Pericarditis — or the inflammation of the lining around the heart — can cause sudden, sharp pain in the chest. “This is the result of the “rubbing together” of the layers of the pericardium, as when coughing or moving,” Pollock explains.

He notes that myocarditis — the inflammation of the heart muscle itself — causes similar pain, as well as shortness of breath.

7. A muscle pull

Sometimes, a good old-fashioned muscle pull or bruised rib can cause pain in the chest area, which (though painful) comes as a relief.

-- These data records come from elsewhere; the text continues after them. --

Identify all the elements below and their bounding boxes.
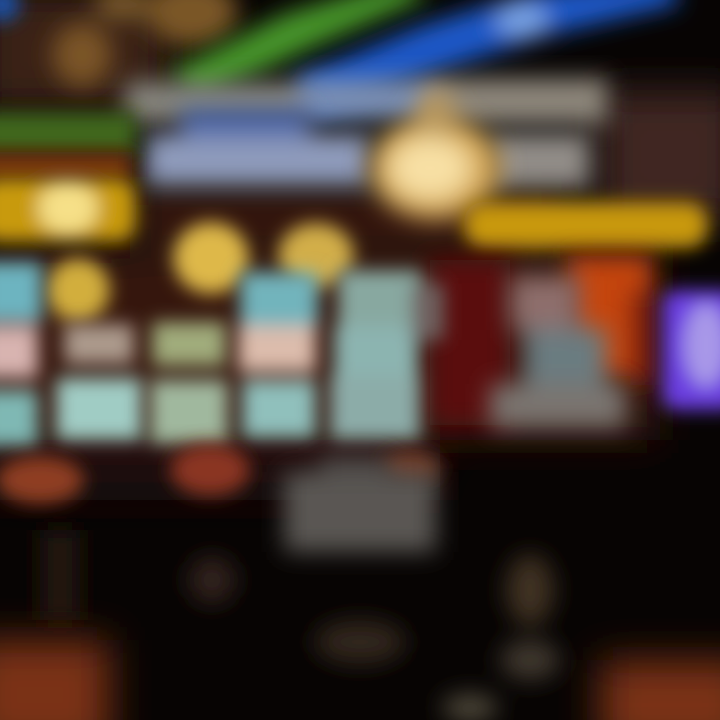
slot machine column 5	[330, 270, 444, 440]
slot machine column 1	[0, 262, 42, 446]
left green bar	[0, 112, 136, 154]
left yellow light box	[0, 178, 136, 242]
dark red curtain	[430, 260, 510, 425]
ceiling lights	[52, 0, 238, 87]
yellow sign bar	[464, 202, 708, 248]
sign lettering, lower row	[145, 108, 590, 188]
slot machine column 4	[238, 272, 318, 438]
orange curtain	[568, 256, 654, 385]
left brown band	[0, 152, 132, 180]
ceiling and upper wall tones	[0, 0, 720, 500]
slot machine column 3	[150, 322, 228, 444]
carpet left	[0, 640, 110, 720]
slot machine column 2	[56, 324, 142, 440]
top left blue corner	[0, 0, 20, 22]
gray machine panel	[284, 456, 436, 552]
blue ceiling band	[295, 0, 680, 118]
green ceiling band	[170, 0, 430, 102]
lower machine details	[40, 530, 560, 720]
purple slot screen	[662, 290, 720, 410]
slot machine column 6	[490, 276, 626, 428]
red machine lights	[0, 444, 440, 504]
left sign stack	[0, 112, 136, 242]
round yellow lamps	[46, 222, 354, 322]
central glowing emblem	[369, 88, 501, 220]
sign lettering, upper row	[125, 78, 608, 124]
carpet right	[600, 660, 720, 720]
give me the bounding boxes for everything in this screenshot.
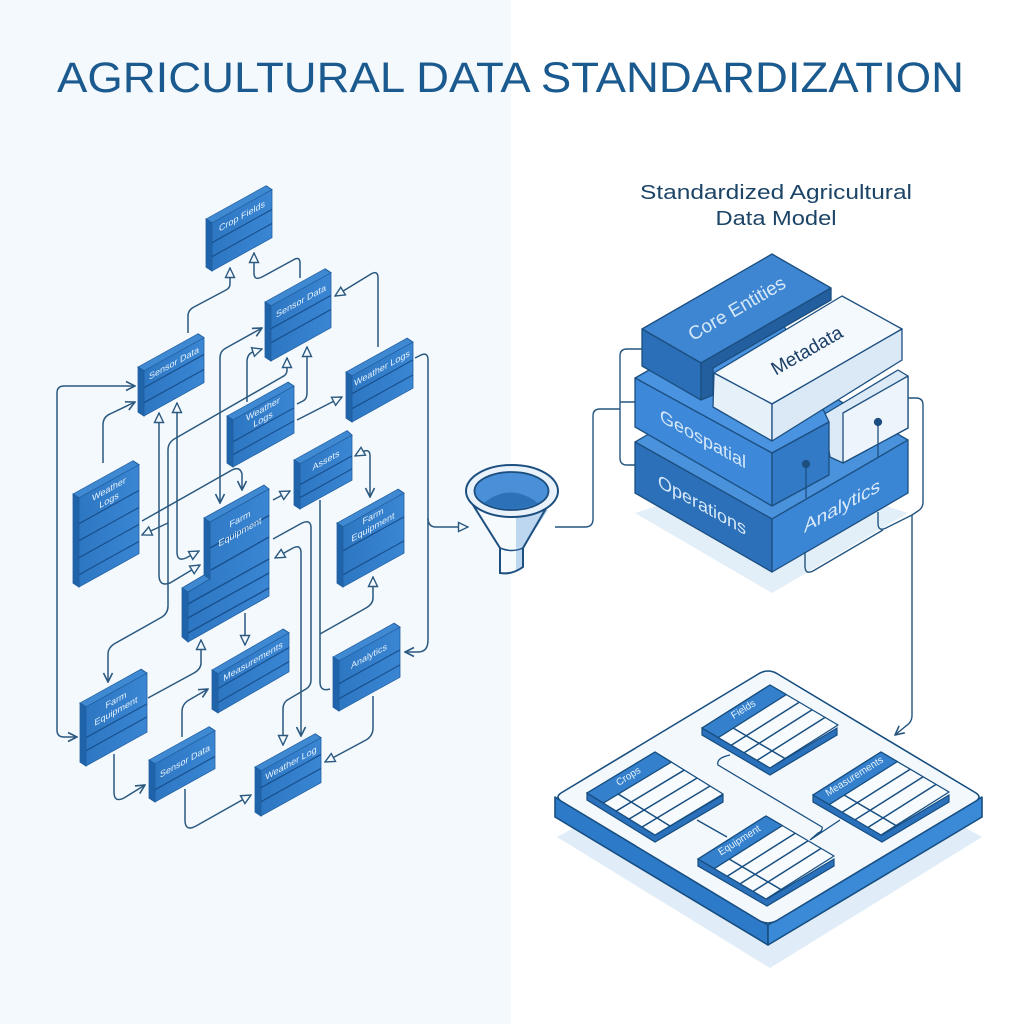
table: Crops: Crops [614,765,643,789]
heading: standardized model: Standardized Agricultural [640,182,912,204]
card: Measurements [212,626,289,716]
card: Farm Equipment right [337,486,404,590]
card: Crop Fields: Crop Fields [219,199,265,235]
card: Weather Logs centre: Weather [246,395,281,424]
panel: right background [511,0,1024,1024]
table: Equipment: Equipment [716,823,763,858]
block: Metadata [713,296,902,441]
card: Farm Equipment right: Equipment [352,511,395,545]
table: Measurements: Measurements [824,755,886,799]
card: Weather Logs left tall: Weather [92,475,127,504]
card: Sensor Data left [138,330,204,419]
card: Weather Logs right: Weather Logs [354,348,410,389]
table: Measurements [813,752,949,842]
title: AGRICULTURAL DATA STANDARDIZATION [57,54,964,102]
arrows: source connectors [57,253,468,828]
layer: Geospatial [635,300,829,506]
table: Crops [587,752,723,842]
card: Weather Log lower [255,730,321,819]
card: Assets small: Assets [313,448,340,474]
layer: Operations and Analytics [635,362,908,572]
table: Equipment [698,816,834,906]
card: Weather Logs centre [227,379,294,470]
icon: funnel [466,465,558,573]
card: Weather Log lower: Weather Log [265,744,317,783]
heading: standardized model: Data Model [716,208,836,230]
table: Fields [702,685,838,775]
layer: Geospatial: Geospatial [660,406,746,473]
block: Core Entities [642,254,831,400]
card: Sensor Data upper: Sensor Data [276,282,327,321]
arrow: stack to platform [805,398,923,735]
card: Weather Logs left tall [73,457,139,590]
card: Sensor Data left: Sensor Data [149,344,200,383]
heading: standardized model [640,182,912,230]
connector: layer dots [802,418,882,498]
card: Measurements: Measurements [223,640,283,684]
shadow: stack [635,470,908,593]
card: Farm Equipment lower left: Farm [106,690,126,712]
card: Farm Equipment large notched: Equipment [219,515,262,550]
arrow: funnel output to stack [555,349,642,527]
panel: data platform [555,671,982,968]
shadow: platform [557,720,982,968]
card: Sensor Data lower: Sensor Data [160,742,211,781]
card: Analytics [333,620,400,714]
platform slab [555,671,982,945]
card: Farm Equipment large notched: Farm [230,509,250,531]
block: Core Entities: Core Entities [685,273,790,346]
card: Weather Logs centre: Logs [253,409,273,430]
card: Analytics: Analytics [351,642,387,672]
layer: right white slab [823,370,908,463]
panel: standardized data model stack [635,254,908,593]
table: Fields: Fields [729,698,758,722]
card: Weather Logs right [346,335,413,425]
card: Crop Fields [206,182,272,274]
card: Farm Equipment right: Farm [363,506,383,528]
card: Farm Equipment large notched [182,485,269,642]
panel: left background [0,0,511,1024]
card: Sensor Data lower [149,723,215,805]
card: Weather Logs left tall: Logs [99,490,119,511]
connectors: platform relations [697,755,840,840]
card: Farm Equipment lower left [80,666,147,769]
block: Metadata: Metadata [768,322,847,380]
card: Assets small [294,428,352,512]
layer: Operations and Analytics: Analytics [804,475,880,538]
panel: messy source tables diagram [57,182,468,828]
card: Farm Equipment lower left: Equipment [95,695,138,729]
card: Sensor Data upper [265,265,331,364]
layer: Operations and Analytics: Operations [658,472,746,540]
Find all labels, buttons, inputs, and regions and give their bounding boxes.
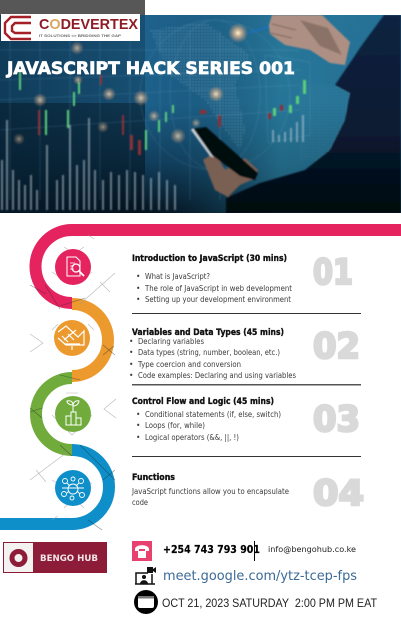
step 1 icon: document search (55, 249, 91, 285)
number 01: 01 (313, 253, 353, 293)
ribbon: green (36, 378, 72, 450)
bullet list: Loops (for, while) (145, 421, 205, 430)
step 2 icon: handshake (54, 320, 90, 356)
bullet list: Type coercion and conversion (137, 360, 241, 369)
number 02: 02 (313, 327, 360, 367)
logo wordmark: CODEVERTEX (39, 16, 138, 33)
section 2: variables (129, 328, 296, 380)
icon: telephone (132, 541, 152, 561)
step 3 icon: plant and coins (55, 396, 91, 432)
step 4 icon: network (55, 470, 91, 506)
heading: Functions (132, 473, 175, 483)
bullet list: • (136, 295, 140, 304)
hand holding pen (269, 15, 350, 65)
bullet list: • (136, 284, 140, 293)
bullet list: Code examples: Declaring and using variables (138, 371, 296, 380)
section 1: introduction (132, 254, 292, 304)
ribbon: orange (72, 304, 108, 376)
heading: Variables and Data Types (45 mins) (132, 328, 284, 338)
ribbon: blue (0, 450, 109, 524)
decorative crossing lines (30, 235, 116, 520)
heading: Introduction to JavaScript (30 mins) (132, 254, 287, 264)
logo icon (5, 17, 31, 39)
bullet list: • (136, 433, 140, 442)
event date and time: OCT 21, 2023 SATURDAY 2:00 PM PM EAT (162, 598, 377, 610)
bullet list (129, 337, 296, 380)
bullet list: • (129, 360, 133, 369)
curved timeline ribbon (0, 230, 401, 524)
phone number: +254 743 793 901 (163, 543, 260, 556)
logo mark (12, 552, 25, 564)
bullet list: • (136, 421, 140, 430)
top-left grey strip (0, 0, 145, 15)
number 03: 03 (313, 400, 360, 440)
candlesticks (19, 72, 306, 150)
bullet list: Logical operators (&&, ||, !) (145, 433, 239, 442)
ribbon: pink (36, 230, 401, 303)
bullet list: What is JavaScript? (145, 272, 210, 281)
description: JavaScript functions allow you to encapsulate (131, 487, 289, 496)
bullet list: Data types (string, number, boolean, etc.) (138, 348, 280, 357)
bullet list: • (129, 371, 133, 380)
phone hand (203, 152, 258, 197)
icon: video meeting (135, 567, 156, 584)
bar charts (1, 115, 304, 210)
pen (248, 26, 270, 34)
chart grid (0, 20, 310, 200)
Bengo Hub logo (3, 542, 107, 573)
icon: calendar (134, 590, 158, 614)
heading: Control Flow and Logic (45 mins) (132, 397, 274, 407)
hero photo: trader with phone and market charts (0, 15, 401, 213)
logo tagline: IT SOLUTIONS <> BRIDGING THE GAP (39, 33, 121, 38)
phone (193, 127, 258, 180)
bullet list: Declaring variables (138, 337, 204, 346)
logo: Codevertex (1, 14, 140, 41)
email: info@bengohub.co.ke (268, 545, 356, 554)
bullet list: Conditional statements (if, else, switch) (145, 410, 281, 419)
section 4: functions (131, 473, 289, 507)
description: code (132, 498, 148, 507)
glow lights (13, 23, 248, 145)
section 3: control flow (132, 397, 281, 442)
bullet list: • (129, 348, 133, 357)
dotted world map (150, 22, 250, 150)
bullet list: Setting up your development environment (145, 295, 291, 304)
bullet list: • (129, 337, 133, 346)
logo text: BENGO HUB (40, 554, 98, 564)
description (131, 487, 289, 507)
bullet list (136, 272, 292, 304)
number 04: 04 (313, 474, 364, 514)
bullet list (136, 410, 281, 442)
man's body (226, 15, 401, 213)
meeting link: meet.google.com/ytz-tcep-fps (163, 568, 357, 584)
title: JAVASCRIPT HACK SERIES 001 (6, 59, 295, 78)
bullet list: The role of JavaScript in web development (144, 284, 292, 293)
bullet list: • (136, 272, 140, 281)
bullet list: • (136, 410, 140, 419)
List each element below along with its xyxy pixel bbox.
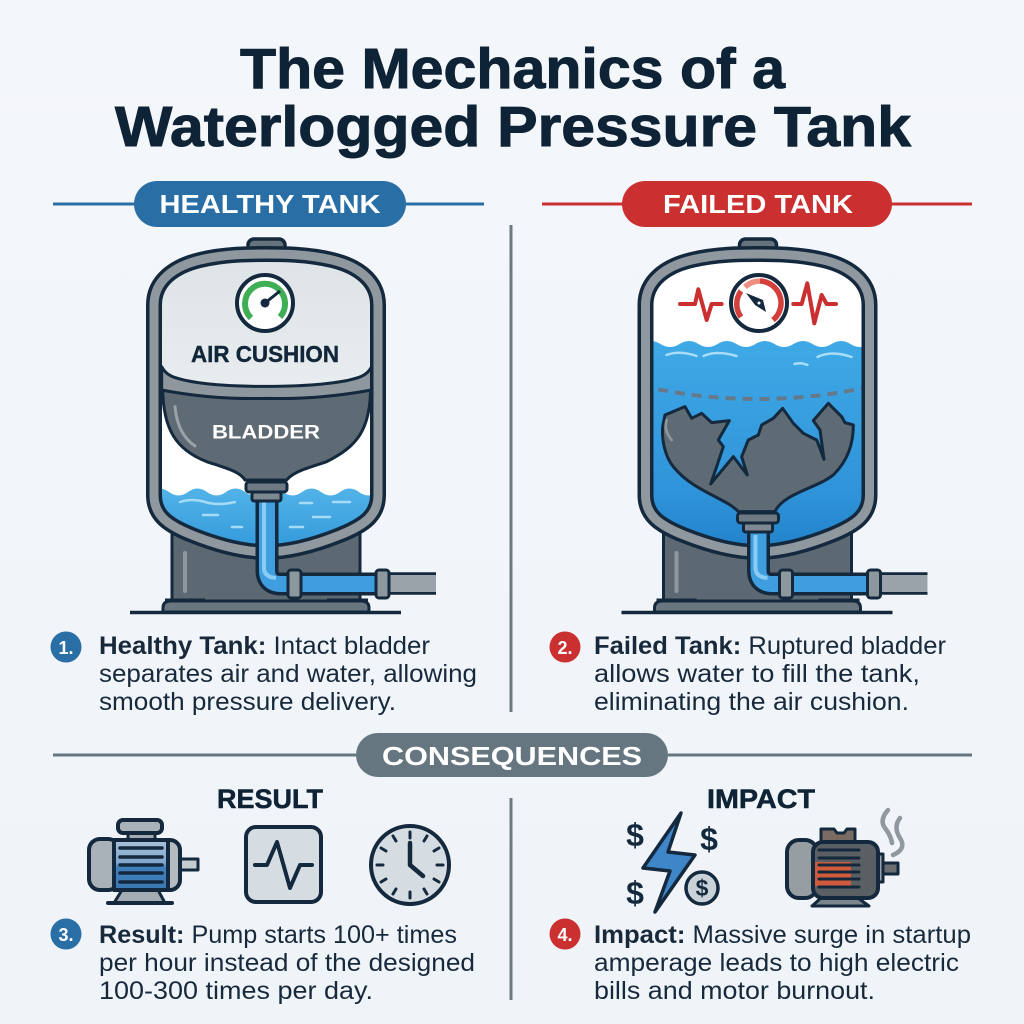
caption 1: healthy tank [50,632,477,716]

In addition, Pollock notes that a condition called costochondritis — or an inflammation of the ribs or cartilage — can also be very painful in the chest region.

8. A rheumatologic infection

“Rheumatologic infections like shingles, lupus, and sarcoidosis (an autoimmune inflammatory disease), can cause severe discomfort in the chest area,” explains Pollock.

These infections can lead to chest pain and shortness of breath.

9. Stress

It’s important not to discount the psychological impact on chest pain. “Anxiety or panic attacks are among the most common causes of chest pain,” Pollock says.

According to the cardiologist, anxiety-related chest pain can be managed, but it’s important to check with your doctor to rule out other possible causes first.

 * * *

Each of the conditions listed above can present with chest pain, but each has varying signs and symptoms that help care providers distinguish one from the other.

“It’s essential that you seek professional advice as soon as possible, to help determine or rule out those life-threatening conditions and provide timely treatment and effective pain relief,” Pollock concludes.